In June this year, Grimm was one of the coauthors of an international study published in the Journal of Climate about interactions of El Niño with another phenomenon, the Madden-Julian oscillation. This phenomenon, which lasts for one to two months, is a convective cell over the equatorial belt, which shifts from the west to the east. The merging of these two anomalies can change even further what is already out of the ordinary as a result of just the El Niño or the Madden-Julian oscillation alone. In the Southeast, the combination can produce more extreme episodes of rain in the summer. Its effects on the other regions, such as the South and Northeast, tend to be less severe.

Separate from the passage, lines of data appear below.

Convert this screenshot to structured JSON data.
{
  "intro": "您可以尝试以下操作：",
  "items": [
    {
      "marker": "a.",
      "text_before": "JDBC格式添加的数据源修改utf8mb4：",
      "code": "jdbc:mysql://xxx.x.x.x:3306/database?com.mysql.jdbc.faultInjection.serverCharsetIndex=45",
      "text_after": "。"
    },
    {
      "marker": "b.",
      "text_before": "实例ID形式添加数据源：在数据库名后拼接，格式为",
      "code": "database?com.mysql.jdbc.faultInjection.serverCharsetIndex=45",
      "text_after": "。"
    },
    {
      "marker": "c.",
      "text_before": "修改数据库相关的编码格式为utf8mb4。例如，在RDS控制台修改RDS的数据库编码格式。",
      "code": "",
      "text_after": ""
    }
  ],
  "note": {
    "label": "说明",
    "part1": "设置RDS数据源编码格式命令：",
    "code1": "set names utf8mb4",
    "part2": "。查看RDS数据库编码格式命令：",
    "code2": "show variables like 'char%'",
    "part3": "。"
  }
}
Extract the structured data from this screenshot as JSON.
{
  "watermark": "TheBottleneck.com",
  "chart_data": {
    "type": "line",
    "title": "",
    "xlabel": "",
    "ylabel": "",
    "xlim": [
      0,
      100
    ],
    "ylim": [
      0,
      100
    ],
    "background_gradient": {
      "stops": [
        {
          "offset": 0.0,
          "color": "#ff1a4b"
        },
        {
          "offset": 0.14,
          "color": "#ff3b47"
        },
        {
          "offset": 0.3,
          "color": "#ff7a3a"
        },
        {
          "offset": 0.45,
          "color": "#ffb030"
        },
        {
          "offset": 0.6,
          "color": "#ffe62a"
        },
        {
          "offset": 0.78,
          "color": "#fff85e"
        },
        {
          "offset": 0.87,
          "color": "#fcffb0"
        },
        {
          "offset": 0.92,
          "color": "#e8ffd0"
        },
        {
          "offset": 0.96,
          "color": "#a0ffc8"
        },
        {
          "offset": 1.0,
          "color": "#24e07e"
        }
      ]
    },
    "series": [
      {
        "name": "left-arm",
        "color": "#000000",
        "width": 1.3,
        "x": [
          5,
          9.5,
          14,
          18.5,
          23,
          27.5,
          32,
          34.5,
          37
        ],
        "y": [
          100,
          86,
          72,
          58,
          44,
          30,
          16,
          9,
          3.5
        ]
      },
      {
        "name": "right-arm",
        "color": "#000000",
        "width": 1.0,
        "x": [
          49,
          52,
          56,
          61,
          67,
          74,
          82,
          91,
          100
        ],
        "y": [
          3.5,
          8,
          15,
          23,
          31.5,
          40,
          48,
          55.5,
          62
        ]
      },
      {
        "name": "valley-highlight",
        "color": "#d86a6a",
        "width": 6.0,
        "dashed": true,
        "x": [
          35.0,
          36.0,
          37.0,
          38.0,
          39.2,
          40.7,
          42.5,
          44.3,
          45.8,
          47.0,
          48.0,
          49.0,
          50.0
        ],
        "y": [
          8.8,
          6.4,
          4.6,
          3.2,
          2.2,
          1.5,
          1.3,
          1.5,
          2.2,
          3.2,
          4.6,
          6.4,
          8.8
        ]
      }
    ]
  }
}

Rising heatIan Willms / Getty ImagesToronto, Canada, covered by smoke from forest fires due to the high temperatures in JuneIan Willms / Getty Images
In the first week of July, the average global temperature record was broken three times consecutively. On Monday, July 4, the mark reached 17.01 ºC. The following day, it reached 17.18 ºC. On Thursday, July 7, it reached 17.23 ºC. The succession of records occurred after June 2023 had been considered the hottest June in history. The average temperature in June this year of the earth’s entire surface (continents and oceans) was 16.51 ºC, around 0.5 ºC above the historic average calculated for the period 1991–2020, according to data from the European Union’s Copernicus Climate Change Service.
The expectation is that, during the peak of summer in the Northern Hemisphere, maximum temperature records will be broken in different parts of the planet. Forest fires in several countries, such as Canada and Greece, are already happening. In June 2023, the amount of ice in the Antarctic was also 17% less than its average since this parameter has been observed by satellite, according to the World Meteorological Organization (WMO). “We are used to seeing large reductions of marine ice in the Arctic, but not in the Antarctic,” says Michael Sparrow, head of WMO’s climate research division, in a press briefing.
Some researchers suspect that the current heat wave is already a consequence of an El Niño enhanced by the climate crisis, which has global warming as its main mark. Scientists heard by the US newspaper The Washington Post argue that these temperature records are only paralleled by what occurred around 125,000 years ago, before the start of the last ice age. In more recent times, something of this magnitude would have only occurred around 6,000 years ago, when a fluctuation in the earth’s orbit heated the planet in an abnormal manner.
Meteorologist Gilvan Sampaio, of INPE, corroborates this theory. He says that the climate models show that the above reasoning makes sense. The sequence of temperature records registered in the last decades of this century is a sign that there is a problem in the functioning of the earth’s system. “The greenhouse effect has always existed, but its increase caused by the climate crisis leads to the occurrence of temperature peaks very close together. Global warming occurs very rapidly, and the natural systems do not have time to adapt,” warns Sampaio.